See also: Soldiers of Odin expand Norway patrols
Other Progress members quickly came out to distance themselves from the remarks, including the party’s leader, Finance Minister Siv Jensen.
“I do not agree with Ellingsen’s statement. I believe that it is the job of the police to contribute to the safety of the Norwegian society. And they are doing that in a good way,” she said.
Norwegian PM Erna Solberg also quickly rejected the remarks.
“The Soldiers of Odin have no place in keeping the streets safe. Dangerous values. Ellingsen’s remarks do not represent the government,” she wrote on Twitter.

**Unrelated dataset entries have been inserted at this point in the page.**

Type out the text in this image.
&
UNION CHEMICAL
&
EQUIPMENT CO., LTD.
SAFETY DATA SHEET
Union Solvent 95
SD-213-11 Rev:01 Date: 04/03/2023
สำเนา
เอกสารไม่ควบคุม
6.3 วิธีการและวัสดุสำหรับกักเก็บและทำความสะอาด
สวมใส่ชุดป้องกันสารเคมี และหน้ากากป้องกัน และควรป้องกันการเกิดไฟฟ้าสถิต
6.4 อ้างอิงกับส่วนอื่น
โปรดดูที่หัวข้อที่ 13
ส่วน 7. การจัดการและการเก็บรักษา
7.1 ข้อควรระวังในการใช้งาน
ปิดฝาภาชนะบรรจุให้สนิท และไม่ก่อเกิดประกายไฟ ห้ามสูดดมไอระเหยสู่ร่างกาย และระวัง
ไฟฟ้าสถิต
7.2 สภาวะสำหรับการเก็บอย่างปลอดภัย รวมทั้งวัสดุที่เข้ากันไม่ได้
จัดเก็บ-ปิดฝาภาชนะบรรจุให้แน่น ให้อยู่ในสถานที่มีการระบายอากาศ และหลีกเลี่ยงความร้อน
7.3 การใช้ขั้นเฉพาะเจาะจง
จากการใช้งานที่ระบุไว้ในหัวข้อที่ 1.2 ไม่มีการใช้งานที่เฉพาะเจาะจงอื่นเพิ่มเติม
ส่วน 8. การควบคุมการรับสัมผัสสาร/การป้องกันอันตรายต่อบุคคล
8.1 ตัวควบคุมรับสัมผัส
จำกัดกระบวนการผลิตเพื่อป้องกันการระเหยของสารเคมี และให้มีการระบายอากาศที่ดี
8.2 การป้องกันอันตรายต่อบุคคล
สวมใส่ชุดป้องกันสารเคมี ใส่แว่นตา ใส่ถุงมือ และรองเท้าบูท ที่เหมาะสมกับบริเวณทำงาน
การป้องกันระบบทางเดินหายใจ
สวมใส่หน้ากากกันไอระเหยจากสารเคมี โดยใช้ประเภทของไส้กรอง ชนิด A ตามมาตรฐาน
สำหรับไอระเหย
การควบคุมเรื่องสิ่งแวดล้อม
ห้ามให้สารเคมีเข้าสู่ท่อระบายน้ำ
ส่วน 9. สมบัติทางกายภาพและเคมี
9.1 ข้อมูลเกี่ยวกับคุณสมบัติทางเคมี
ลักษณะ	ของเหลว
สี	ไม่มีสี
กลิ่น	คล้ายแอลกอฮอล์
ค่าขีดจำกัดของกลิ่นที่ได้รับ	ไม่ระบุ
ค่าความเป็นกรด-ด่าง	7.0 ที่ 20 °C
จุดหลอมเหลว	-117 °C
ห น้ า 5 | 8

The government’s political support party the Liberals also slammed the remarks, as did Justice Minister Anders Anundsen, a fellow Progress Party member.
“It is the police who should make our streets safe and they cooperate well with security guard companies and volunteers. I have a hard time seeing how the Soldiers of Odin have any role in the situation,” he said.
The Soldiers of Odin are volunteer street patrols who claim to be protecting locals from crimes. The group is based on the Finnish Soldiers of Odin, which has links to neo-Nazis and was founded last year in response to a record number of migrants and refugees arriving in Europe, claiming that the influx has led to a rise in crime.
The spokesman for Norway’s chapter, Ronny Alte, said the group is not specifically targeting migrants but he too has a past in Islamophobic groups such as the Norwegian Defence League and German-based Pegida.
The Norwegian police have said that “some of the members of the group have links to criminal circles”.
Ellingsen said he doesn’t want to see the Soldiers of Odin take over the police’s role, “but if they can help give Norwegian residents and others in this country increased security and reduce crime, then we think it is a positive contribution”.
The MP’s remarks came in a debate against his Hadia Tajik of the Labour Party, who said the Soldiers of Odin’s ties to neo-Nazis “represent a set of values that obviously do not contribute to increased safety in Norway”.